WHAT IT MEANS AND WHY IT’S IMPORTANT The USA Today article highlighting nurse-managed centers as one “innovative” program that could help fill the primary care physician void is important because it underscores the important role that nurse practitioners play in delivering quality healthcare services.

(THE NEWS: Nurse-managed centers may fill primary care physician void. For the full story, click here)

It is no secret that the healthcare system has been, and will continue to be, under great strain as healthcare costs soar and a shortage of primary care doctors largely contributes to the bottle-necking taking place within emergency rooms.

According to numbers provided by the Convenient Care Association, as few as 2% of medical students coming out of U.S. medical schools intend to pursue a career in general primary care. Also, between 30% and 60% of convenient care clinic patients reported not having a primary care physician. Plus, as many as 40% of convenient care clinic patients said they would have sought costlier care or would have foregone care completely if there had not been a convenient care clinic available.

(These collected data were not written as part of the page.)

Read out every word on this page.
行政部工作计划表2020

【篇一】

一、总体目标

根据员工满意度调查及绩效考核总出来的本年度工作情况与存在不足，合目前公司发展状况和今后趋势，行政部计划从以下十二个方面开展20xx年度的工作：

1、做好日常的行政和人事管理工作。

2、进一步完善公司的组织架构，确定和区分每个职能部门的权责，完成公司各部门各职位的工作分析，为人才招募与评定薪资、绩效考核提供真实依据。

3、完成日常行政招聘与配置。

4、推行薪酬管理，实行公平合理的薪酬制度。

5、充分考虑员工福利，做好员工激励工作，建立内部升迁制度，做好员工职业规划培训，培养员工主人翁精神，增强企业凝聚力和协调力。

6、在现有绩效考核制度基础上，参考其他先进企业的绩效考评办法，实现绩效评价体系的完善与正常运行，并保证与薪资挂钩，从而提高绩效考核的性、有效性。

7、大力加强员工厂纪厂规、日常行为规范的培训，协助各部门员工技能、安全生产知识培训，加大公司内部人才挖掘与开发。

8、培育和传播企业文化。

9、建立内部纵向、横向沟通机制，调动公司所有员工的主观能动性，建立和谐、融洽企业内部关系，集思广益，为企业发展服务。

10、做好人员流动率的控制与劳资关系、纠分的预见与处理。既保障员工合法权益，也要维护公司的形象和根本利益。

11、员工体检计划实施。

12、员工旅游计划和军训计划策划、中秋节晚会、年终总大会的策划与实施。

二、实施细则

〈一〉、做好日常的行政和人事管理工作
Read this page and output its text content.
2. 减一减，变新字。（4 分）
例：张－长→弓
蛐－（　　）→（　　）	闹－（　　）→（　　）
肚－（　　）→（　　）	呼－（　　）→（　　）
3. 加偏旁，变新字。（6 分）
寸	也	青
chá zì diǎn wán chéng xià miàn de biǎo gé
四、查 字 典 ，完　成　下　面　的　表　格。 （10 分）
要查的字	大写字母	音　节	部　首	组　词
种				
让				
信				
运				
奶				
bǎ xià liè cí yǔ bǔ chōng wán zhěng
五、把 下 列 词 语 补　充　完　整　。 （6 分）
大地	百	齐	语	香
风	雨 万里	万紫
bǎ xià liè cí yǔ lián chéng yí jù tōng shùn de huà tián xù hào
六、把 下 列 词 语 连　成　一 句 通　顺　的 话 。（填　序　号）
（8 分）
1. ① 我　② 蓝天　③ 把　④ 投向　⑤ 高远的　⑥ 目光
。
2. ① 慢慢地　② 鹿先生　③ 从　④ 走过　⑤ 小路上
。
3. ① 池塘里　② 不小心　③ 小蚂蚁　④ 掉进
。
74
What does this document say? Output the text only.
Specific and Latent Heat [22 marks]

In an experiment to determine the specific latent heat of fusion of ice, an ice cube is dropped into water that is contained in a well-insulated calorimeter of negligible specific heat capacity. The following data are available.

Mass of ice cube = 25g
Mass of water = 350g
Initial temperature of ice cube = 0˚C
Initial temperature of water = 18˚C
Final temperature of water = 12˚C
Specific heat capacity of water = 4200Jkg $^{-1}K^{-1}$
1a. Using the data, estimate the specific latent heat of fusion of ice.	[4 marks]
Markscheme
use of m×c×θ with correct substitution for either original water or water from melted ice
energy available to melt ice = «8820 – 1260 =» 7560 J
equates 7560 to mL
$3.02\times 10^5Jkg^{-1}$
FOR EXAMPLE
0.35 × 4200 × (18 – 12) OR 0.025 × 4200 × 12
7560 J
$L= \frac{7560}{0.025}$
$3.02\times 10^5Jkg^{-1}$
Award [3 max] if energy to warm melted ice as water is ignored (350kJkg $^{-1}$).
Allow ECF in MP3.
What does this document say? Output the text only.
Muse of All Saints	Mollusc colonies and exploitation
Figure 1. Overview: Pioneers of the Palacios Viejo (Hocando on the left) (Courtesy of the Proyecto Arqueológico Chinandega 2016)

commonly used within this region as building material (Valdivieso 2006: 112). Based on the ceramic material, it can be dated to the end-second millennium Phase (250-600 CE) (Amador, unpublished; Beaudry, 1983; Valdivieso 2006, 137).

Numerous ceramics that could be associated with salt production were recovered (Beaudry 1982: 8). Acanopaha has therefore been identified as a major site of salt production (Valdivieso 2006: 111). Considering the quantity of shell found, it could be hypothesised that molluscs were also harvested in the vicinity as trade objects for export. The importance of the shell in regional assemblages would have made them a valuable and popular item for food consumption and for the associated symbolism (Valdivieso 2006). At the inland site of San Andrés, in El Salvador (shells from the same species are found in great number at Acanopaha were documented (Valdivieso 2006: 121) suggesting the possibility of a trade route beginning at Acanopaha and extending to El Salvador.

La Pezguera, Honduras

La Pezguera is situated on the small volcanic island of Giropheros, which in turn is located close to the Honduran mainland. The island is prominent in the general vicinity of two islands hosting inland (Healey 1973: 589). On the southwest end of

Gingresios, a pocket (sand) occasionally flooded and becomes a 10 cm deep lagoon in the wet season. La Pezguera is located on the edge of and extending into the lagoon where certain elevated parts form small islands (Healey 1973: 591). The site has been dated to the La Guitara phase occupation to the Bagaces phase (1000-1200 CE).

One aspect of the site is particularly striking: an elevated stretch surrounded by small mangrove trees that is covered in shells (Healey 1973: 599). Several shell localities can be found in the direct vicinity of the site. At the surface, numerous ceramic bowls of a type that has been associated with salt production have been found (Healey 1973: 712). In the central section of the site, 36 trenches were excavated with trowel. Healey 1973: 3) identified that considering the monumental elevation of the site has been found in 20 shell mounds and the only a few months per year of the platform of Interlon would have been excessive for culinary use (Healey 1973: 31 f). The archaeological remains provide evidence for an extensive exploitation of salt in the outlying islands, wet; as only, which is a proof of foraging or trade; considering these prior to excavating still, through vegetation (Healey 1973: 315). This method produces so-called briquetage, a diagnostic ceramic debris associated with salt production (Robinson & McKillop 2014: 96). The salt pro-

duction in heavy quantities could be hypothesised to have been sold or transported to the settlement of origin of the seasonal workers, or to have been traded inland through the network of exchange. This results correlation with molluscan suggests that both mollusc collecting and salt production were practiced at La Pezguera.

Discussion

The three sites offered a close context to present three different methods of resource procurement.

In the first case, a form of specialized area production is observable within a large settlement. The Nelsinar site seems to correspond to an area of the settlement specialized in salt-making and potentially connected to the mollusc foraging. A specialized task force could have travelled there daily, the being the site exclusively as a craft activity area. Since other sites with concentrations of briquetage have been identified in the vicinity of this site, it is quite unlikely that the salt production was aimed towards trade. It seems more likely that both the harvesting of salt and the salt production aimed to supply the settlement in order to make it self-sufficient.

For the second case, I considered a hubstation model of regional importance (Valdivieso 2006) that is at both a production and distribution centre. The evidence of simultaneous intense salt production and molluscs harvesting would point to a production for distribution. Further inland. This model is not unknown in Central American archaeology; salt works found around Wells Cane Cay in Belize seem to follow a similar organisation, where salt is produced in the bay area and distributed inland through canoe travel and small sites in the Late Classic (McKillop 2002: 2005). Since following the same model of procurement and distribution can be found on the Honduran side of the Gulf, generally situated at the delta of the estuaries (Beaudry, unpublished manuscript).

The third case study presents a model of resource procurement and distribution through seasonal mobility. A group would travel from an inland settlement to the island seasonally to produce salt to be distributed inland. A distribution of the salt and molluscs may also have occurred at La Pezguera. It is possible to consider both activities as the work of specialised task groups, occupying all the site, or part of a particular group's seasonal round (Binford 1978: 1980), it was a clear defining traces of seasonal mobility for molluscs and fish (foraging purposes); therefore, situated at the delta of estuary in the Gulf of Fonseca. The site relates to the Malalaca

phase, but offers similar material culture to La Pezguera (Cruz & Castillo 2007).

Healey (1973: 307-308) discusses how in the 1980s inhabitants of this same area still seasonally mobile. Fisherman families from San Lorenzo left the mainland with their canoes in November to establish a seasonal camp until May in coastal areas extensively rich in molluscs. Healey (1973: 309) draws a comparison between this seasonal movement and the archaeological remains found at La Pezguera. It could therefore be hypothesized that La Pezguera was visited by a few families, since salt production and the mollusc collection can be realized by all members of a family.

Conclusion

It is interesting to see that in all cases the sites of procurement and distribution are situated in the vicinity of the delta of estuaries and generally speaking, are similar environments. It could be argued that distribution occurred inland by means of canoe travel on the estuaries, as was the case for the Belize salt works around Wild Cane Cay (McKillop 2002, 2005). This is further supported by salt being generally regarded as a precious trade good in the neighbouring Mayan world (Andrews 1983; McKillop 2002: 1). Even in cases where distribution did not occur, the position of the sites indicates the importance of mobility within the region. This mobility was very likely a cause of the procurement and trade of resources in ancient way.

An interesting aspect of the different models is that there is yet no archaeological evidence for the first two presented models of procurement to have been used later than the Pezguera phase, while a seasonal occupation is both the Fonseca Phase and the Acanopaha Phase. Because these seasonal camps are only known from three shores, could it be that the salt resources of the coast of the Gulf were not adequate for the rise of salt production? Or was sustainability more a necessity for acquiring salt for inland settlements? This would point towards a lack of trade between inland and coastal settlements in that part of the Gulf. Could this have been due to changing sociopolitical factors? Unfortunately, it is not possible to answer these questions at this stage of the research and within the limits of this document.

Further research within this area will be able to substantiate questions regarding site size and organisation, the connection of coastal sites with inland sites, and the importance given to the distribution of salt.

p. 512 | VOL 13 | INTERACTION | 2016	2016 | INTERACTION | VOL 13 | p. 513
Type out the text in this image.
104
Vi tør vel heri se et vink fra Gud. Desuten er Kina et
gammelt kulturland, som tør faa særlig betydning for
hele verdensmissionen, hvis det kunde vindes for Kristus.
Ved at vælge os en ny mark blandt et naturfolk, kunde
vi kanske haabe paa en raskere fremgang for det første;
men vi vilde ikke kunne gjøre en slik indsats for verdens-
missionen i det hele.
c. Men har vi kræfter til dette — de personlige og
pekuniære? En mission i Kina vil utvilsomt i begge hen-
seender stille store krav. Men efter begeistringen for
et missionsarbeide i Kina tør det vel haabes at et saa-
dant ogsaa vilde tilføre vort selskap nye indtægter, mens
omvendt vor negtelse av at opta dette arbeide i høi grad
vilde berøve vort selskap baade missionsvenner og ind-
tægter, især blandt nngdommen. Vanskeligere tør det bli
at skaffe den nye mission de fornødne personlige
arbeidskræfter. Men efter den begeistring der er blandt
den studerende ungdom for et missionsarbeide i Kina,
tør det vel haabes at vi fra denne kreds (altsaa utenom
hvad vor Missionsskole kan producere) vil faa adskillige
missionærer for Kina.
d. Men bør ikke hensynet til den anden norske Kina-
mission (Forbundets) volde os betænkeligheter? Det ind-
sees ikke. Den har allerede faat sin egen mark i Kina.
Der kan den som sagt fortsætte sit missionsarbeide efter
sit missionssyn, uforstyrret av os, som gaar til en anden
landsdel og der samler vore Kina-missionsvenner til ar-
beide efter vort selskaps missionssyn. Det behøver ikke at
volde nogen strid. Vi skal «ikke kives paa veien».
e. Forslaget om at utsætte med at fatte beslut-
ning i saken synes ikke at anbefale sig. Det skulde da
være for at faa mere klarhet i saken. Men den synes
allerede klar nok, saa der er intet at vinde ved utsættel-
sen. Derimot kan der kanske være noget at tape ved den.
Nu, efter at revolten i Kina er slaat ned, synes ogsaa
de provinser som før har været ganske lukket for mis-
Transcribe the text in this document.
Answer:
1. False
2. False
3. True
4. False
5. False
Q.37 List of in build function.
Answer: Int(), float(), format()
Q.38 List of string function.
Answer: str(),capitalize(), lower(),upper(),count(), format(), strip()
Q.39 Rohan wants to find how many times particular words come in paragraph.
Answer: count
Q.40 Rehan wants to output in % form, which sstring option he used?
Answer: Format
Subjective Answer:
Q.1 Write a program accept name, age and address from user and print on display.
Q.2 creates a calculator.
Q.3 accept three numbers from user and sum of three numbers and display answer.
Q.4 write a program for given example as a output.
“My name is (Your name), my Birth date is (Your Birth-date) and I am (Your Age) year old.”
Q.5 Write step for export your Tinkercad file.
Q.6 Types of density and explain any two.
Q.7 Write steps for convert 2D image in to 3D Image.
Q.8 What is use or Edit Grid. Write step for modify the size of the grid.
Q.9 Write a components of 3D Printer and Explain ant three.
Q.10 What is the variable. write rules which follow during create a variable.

Clearly, there’s a gap that needs to be filled, and convenient care clinics and such clinics as the Family Practice and Counseling Network in Philadelphia highlighted in the USA Today article, are striving to help fill that gap.

The good news is that the importance of nurse practitioners, as well as the retail-based clinic setting, is not going unnoticed. In fact, Senators Dan Inouye, D-Hawaii, and Thad Cochran, D-Miss., in July introduced the Senate resolution officially designating Aug. 2 to 8, 2010, as National Convenient Care Clinic Week.

Now, with about 30 million uninsured gaining healthcare coverage under healthcare reform and patients making fewer physician visits, either because they can’t afford it or can’t get an appointment in a timely fashion, the U.S. healthcare systems needs “innovative” programs and needs nurse practitioners.